We’ve all been there. Whether it’s browsing Facebook, scanning your Twitter feed, or simply perusing email, curiously worded messages promise great fortunes—or spectacular destruction of your personal worth. While these phishing techniques immediately send our BS detectors into overdrive, not everyone is quite so savvy about these emails’ malicious nature.
Here are a few tips on how to prevent a Chernobyl-like meltdown due to an overly curious employee.
Diagnose the problem
Phishing attacks are, at their core, a form of social engineering. Someone, somewhere, has carefully picked each word and sentence of that alarming email from the “IRS” (spoiler: not the IRS) with the intent of squeezing some sensitive information out of you. Admittedly, some choose their words more carefully than others, but the basic aim is the same: to deceive you into believing they are who they say they are.

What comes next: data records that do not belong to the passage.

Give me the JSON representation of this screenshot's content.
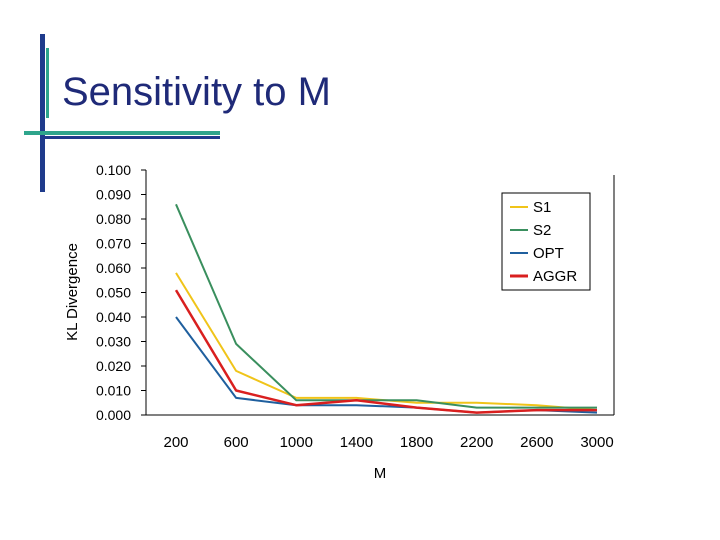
{
  "slide": {
    "title": "Sensitivity to M",
    "colors": {
      "title": "#1f2a78",
      "accent_blue": "#1f3b8c",
      "accent_teal": "#2ea58c"
    }
  },
  "chart_data": {
    "type": "line",
    "title": "",
    "xlabel": "M",
    "ylabel": "KL Divergence",
    "categories": [
      "200",
      "600",
      "1000",
      "1400",
      "1800",
      "2200",
      "2600",
      "3000"
    ],
    "y_tick_labels": [
      "0.000",
      "0.010",
      "0.020",
      "0.030",
      "0.040",
      "0.050",
      "0.060",
      "0.070",
      "0.080",
      "0.090",
      "0.100"
    ],
    "ylim": [
      0,
      0.1
    ],
    "grid": false,
    "legend_position": "top-right",
    "series": [
      {
        "name": "S1",
        "color": "#f0c419",
        "values": [
          0.058,
          0.018,
          0.007,
          0.007,
          0.005,
          0.005,
          0.004,
          0.002
        ]
      },
      {
        "name": "S2",
        "color": "#3a8f5e",
        "values": [
          0.086,
          0.029,
          0.006,
          0.006,
          0.006,
          0.003,
          0.003,
          0.003
        ]
      },
      {
        "name": "OPT",
        "color": "#1f5f9e",
        "values": [
          0.04,
          0.007,
          0.004,
          0.004,
          0.003,
          0.001,
          0.002,
          0.001
        ]
      },
      {
        "name": "AGGR",
        "color": "#d91f1f",
        "values": [
          0.051,
          0.01,
          0.004,
          0.006,
          0.003,
          0.001,
          0.002,
          0.002
        ]
      }
    ]
  }
}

After the social engineering aspect of phishing, things get a bit more diverse. These attacks come in forms ranging from social media posts to text messages and everything in between. Essentially, if you can communicate with it, you can phish with it.
Phishing techniques using analog communication methods like phone or Morse code (hey, it could happen) are obviously after tangible data: things like financial, identification, and authorization information. On the other end of the spectrum are more complex attacks through digital means, like email, websites, and social media.
Both are harmful, and both can lead to larger data siphons if they aren’t nipped in the bud. In particular, digital techniques can spread malware through entire networks with the single click of an insidious attachment. In organizations with more than a handful of users, this can present a nightmare-inducing dilemma. How can you keep your users from falling victim to these attacks?
The more you know—3 steps to help users detect phishing
The success of phishing attempts really boils down to two things: charisma and gullibility. Think about it as you would your favorite Dungeons and Dragons scenario: if the charisma +6 attack of the enemy outweighs your 2d6 gullibility check … well, you’re in for some tough times.
It stands to reason, then, that you should focus on reducing the gullibility of your users and enlightening them to the suave tactics of phishing experts. For example, most people don’t actually realize that email is one of the easiest forms of communication to defraud. Case in point: this recent news item from CNBC.
Don’t be a victim. A good strategy should generally include the following three steps:
Education can be as simple as showing your users exactly what phishing attacks are capable of. Inform them of the myriad ways in which these attacks are presented and how they can compromise both the user and the organization.
Reinforcing this education is key, especially as attacks continue to evolve. Think outside the box on this one in order to prevent death by boredom. For example, you could send mock phishing attempts and offer prizes for those users who spot the attack first. Basically, anything to get your users to see things from your perspective in a less monotonous way is good here.
The goal is to fend off grandma syndrome in your users—you know, the types who believe everything they read online—even in an era of #fakenews. Instill a healthy dose of skepticism and generally sound surfing practices in your users, and you’ll be in good shape.
Finally, don’t be afraid to take things into your own hands. Stay proactive by keeping antivirus software, SPAM filters, and security patches current. Look for central solutions to monitor network activity and device health. Since your users’ willpower will likely fail at some point, it might even be worth looking into self-healing infrastructure.
Follow these simple steps, and your organization will be safer than it was yesterday. Better yet, you won’t walk into work one day and curse when an employee walks up to you with a computer brought down by a sophisticated phishing attack. That’s one more headache avoided!